Holmes nodded, pursing his lips as he considered the situation thus outlined.
“Therefore,” Freud continued, as we drew near the hospital, “using your own methods, we must infer another motive. What would you say if I told you this fanatical hatred existed before he ever met the woman his father had married, and would have existed no matter whom he had wed?”
“What?”
“You see, the young man’s extraordinary behaviour towards the step-mother he does not know can only be explained in one fashion. And that is that he is so loyal and devoted to the memory of his true mother that his father’s action and this woman’s consent have outraged the most elemental depths of his character. For the father’s betrayal of his first wife: instant death. For the false mother: lingering survival—even though it is impractical from other points of view. That is the only theory that covers all the facts, and as you have yourself observed upon occasion, Herr Holmes, when the probable has been excluded, the remainder, however strange, must be the truth. I have applied your methods correctly, have I not? And if so, we may depend upon it, the woman is still alive, however menaced. Here we are.”
Holmes stared at him for a half-second before springing out and rushing towards the gate, pulling the orderly by the hand. Dr. Freud and I followed, instructing the dri
ver to wait.
Inside, we were led without delay to the porter who had released Freud’s patient earlier in the day. The porter spoke with exasperating precision, pompously interjecting his sentiments regarding the irregularity of procedure surrounding the patient’s departure.
“Imagine every inmate released by a note without a proper—” Holmes broke in without ceremony.
“Describe the people who fetched her, if you please,” said he curtly, whereat the fellow turned slowly round and scrutinised him. From his manner and from my companion’s breathless posture—and his foreign-looking costume—it was evident to me that the porter took him for a potential resident in the psychiatric ward.
“Please hurry !” I pleaded, seeing that he made no more to speak. “It is of the utmost importance.”
“Describe them?” the stupid fellow repeated slowly. “Why I’m hanged if I can describe ‘em. You know who they were, didn’t you?” he turned to Dr. Freud.
“I?” Freud echoed, astonished. “If I knew them, why should I be asking you for a description?”
“But—” sputtered that frustrating individual, “they said they had been sent by you !” And he looked at Freud as though he, too, might be a candidate for permanent residency.

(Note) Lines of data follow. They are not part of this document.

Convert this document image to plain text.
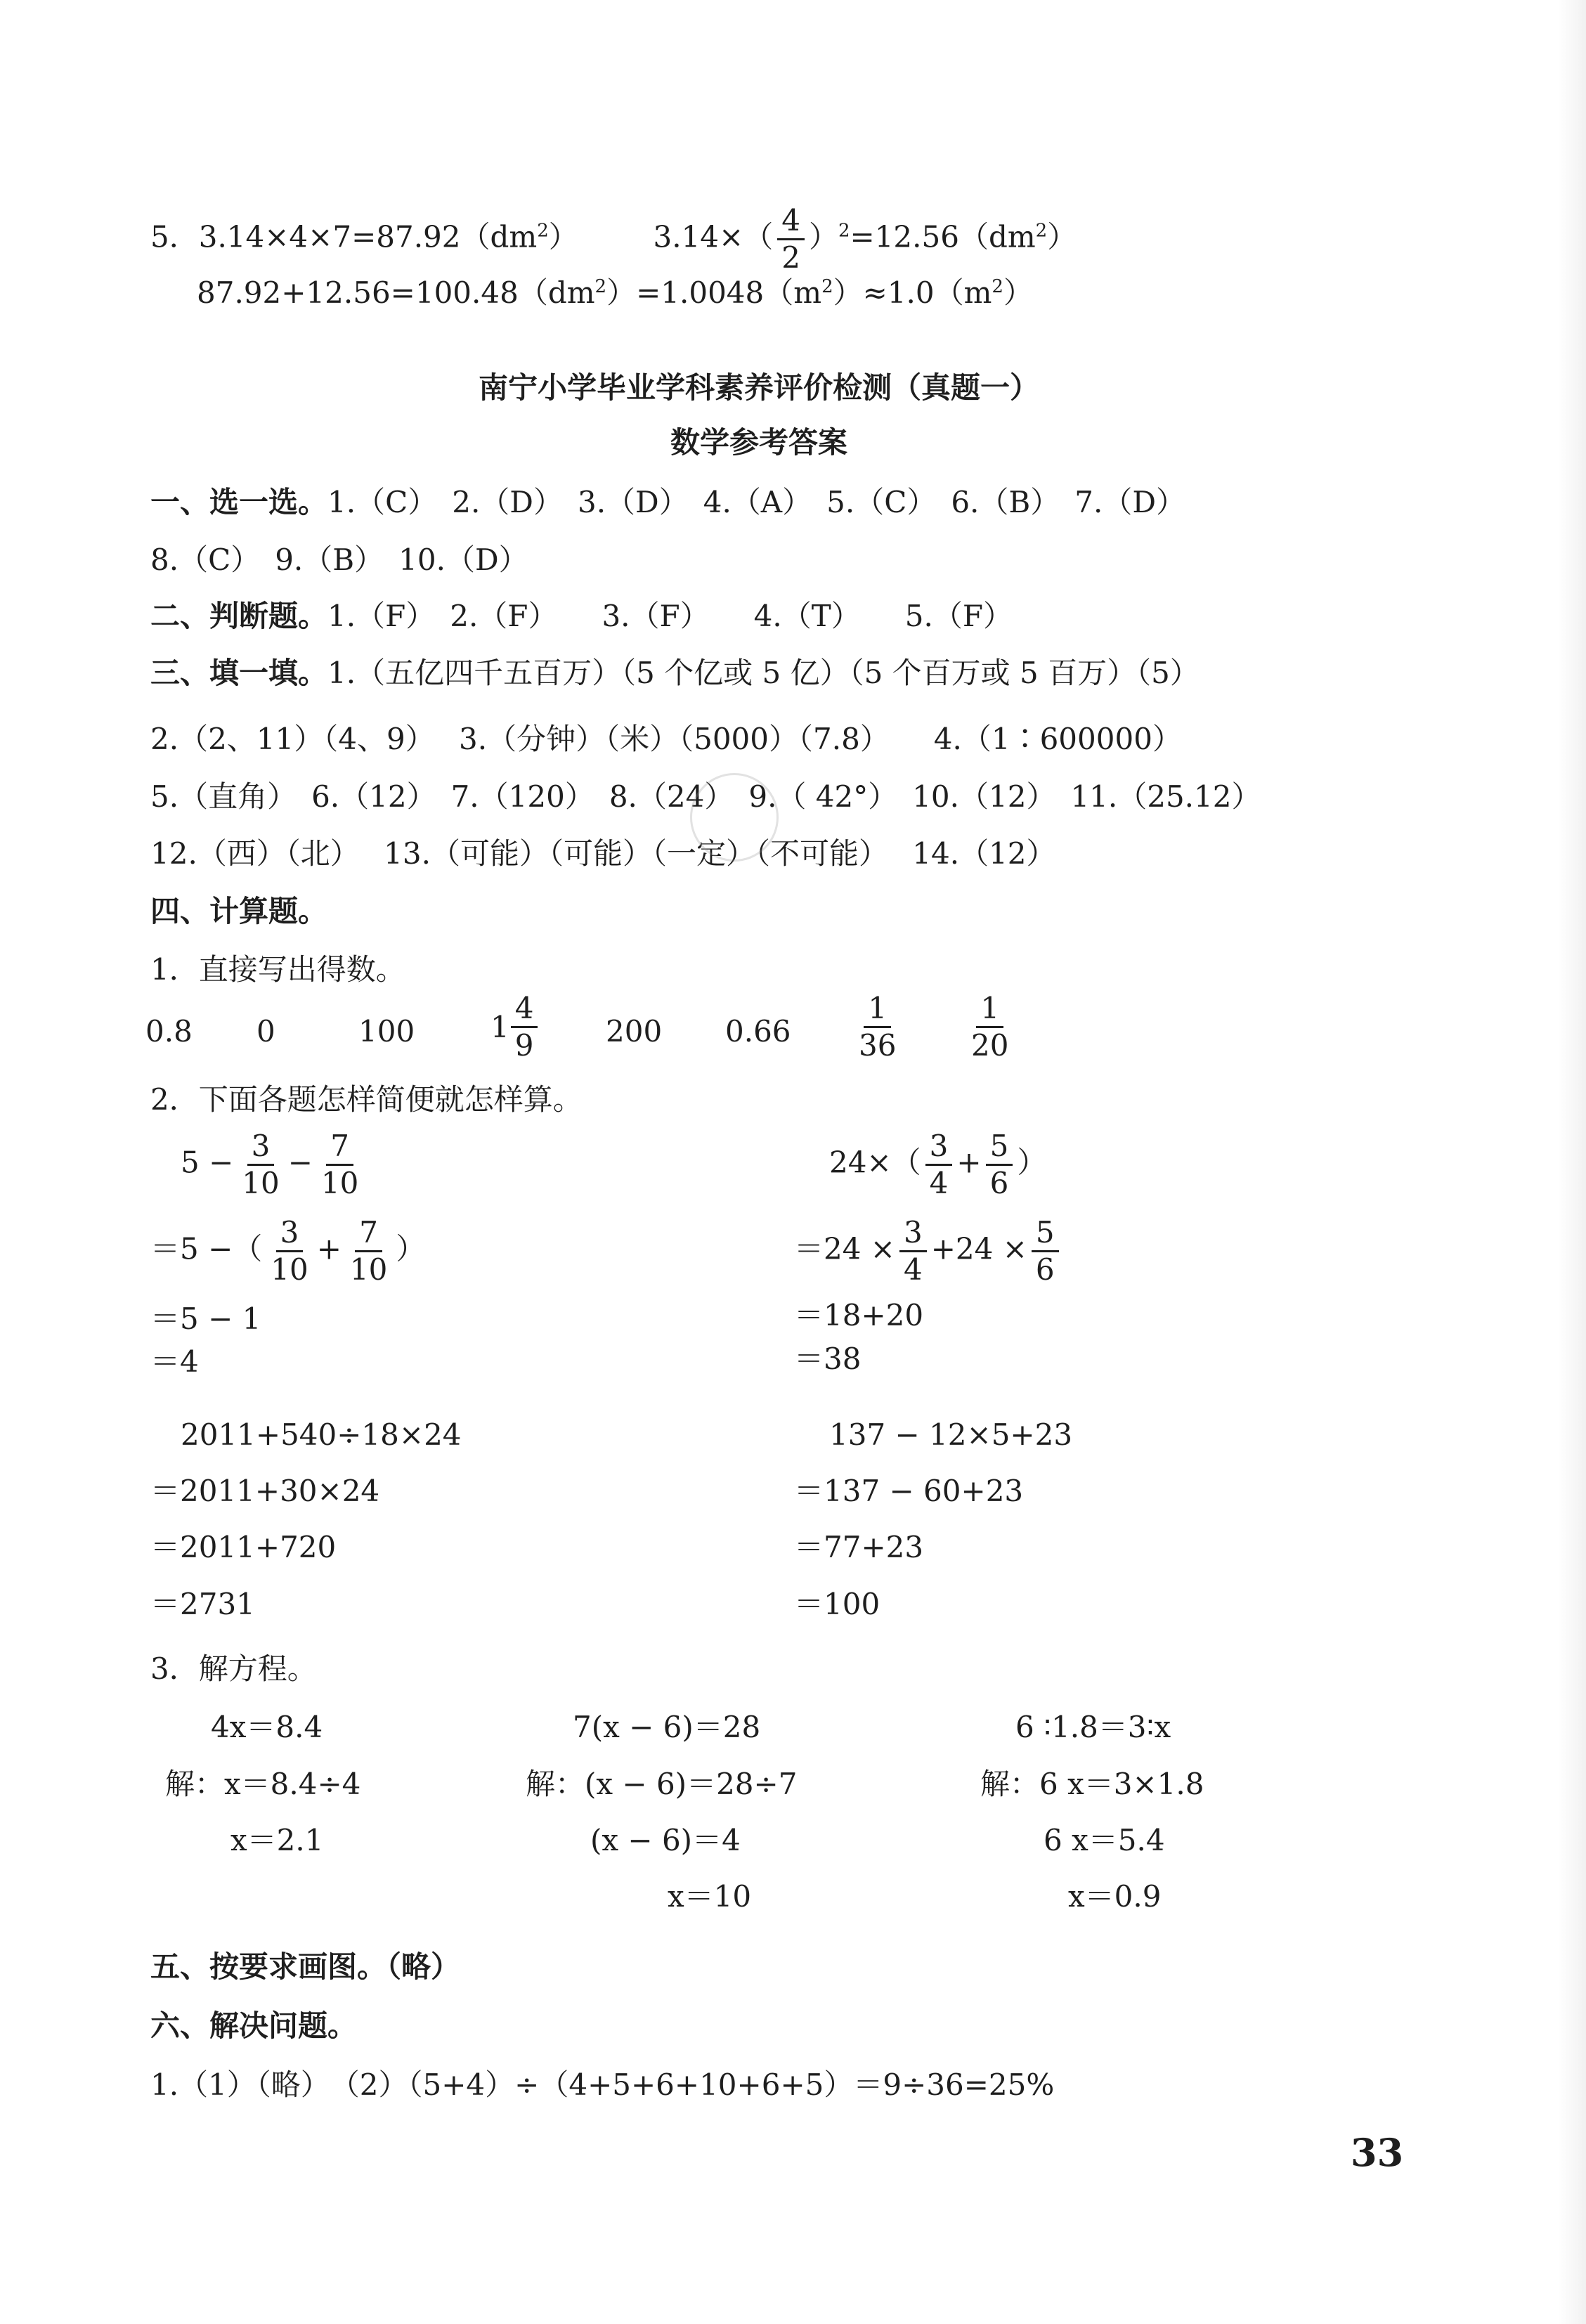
5．$3.14\times 4\times 7=87.92(dm^2)$	$3.14\times( \frac{4}{2} )^2=12.56(dm^2)$
$87.92+12.56=100.48(dm^2)=1.0048(m^2)\approx 1.0(m^2)$
南宁小学毕业学科素养评价检测（真题一）
数学参考答案
一、选一选。1.（C）　2.（D）　3.（D）　4.（A）　5.（C）　6.（B）　7.（D）
8.（C）　9.（B）　10.（D）
二、判断题。1.（F）　2.（F）　　3.（F）　　4.（T）　　5.（F）
三、填一填。1.（五亿四千五百万）（5 个亿或 5 亿）（5 个百万或 5 百万）（5）
2.（2、11）（4、9）　 3.（分钟）（米）（5000）（7.8）　　4.（1∶600000）
5.（直角）　6.（12）　7.（120）　8.（24）　9.（ 42°）　10.（12）　11.（25.12）
12.（西）（北）　 13.（可能）（可能）（一定）（不可能）　 14.（12）
四、计算题。
1．直接写出得数。
0.8 0	100	$1 \frac{4}{9} 200$ $0.66 \frac{1}{36} \frac{1}{20}$
2．下面各题怎样简便就怎样算。
$5 - \frac{3}{10} - \frac{7}{10}$
＝5 −（ $\frac{3}{10} + \frac{7}{10}$ ）
＝5 − 1
＝4
$24\times( \frac{3}{4} + \frac{5}{6}$ ）
$=24 \times \frac{3}{4} +24 \times \frac{5}{6}$
＝18+20
＝38
2011+540÷18×24
＝2011+30×24
＝2011+720
＝2731
137 − 12×5+23
＝137 − 60+23
＝77+23
＝100
3．解方程。
4x＝8.4
解：x＝8.4÷4
x＝2.1
7(x − 6)＝28
解：(x − 6)＝28÷7
(x − 6)＝4
x＝10
6 ∶1.8＝3∶x
解：6 x＝3×1.8
6 x＝5.4
x＝0.9
五、按要求画图。（略）
六、解决问题。
1.（1）（略）　（2）（5+4）÷（4+5+6+10+6+5）＝9÷36=25%
33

For a moment we stared at each other blankly. Then Holmes broke into a dry chuckle of appreciation.
“Cunning and nerve !” he exclaimed, shaking his head. “My statement to the lady at Wallenstein Strasse this morning put the idea into their heads, as well as telling them where the fugitive was to be found. Now, my man, give us a description.”
“Well—” The porter launched into a vague memory of two men, one short, choleric, and shifty-eyed, the other tall, dignified, and impassive.
“That will be the butler,” Holmes interposed. “Doctor,” he said, turning to Freud, “you had best leave word here to send for the police. We shall want them before this business is done. Tell them that a woman has been abducted from this hospital and leave the Wallenstein Strasse address. We shall go there now.”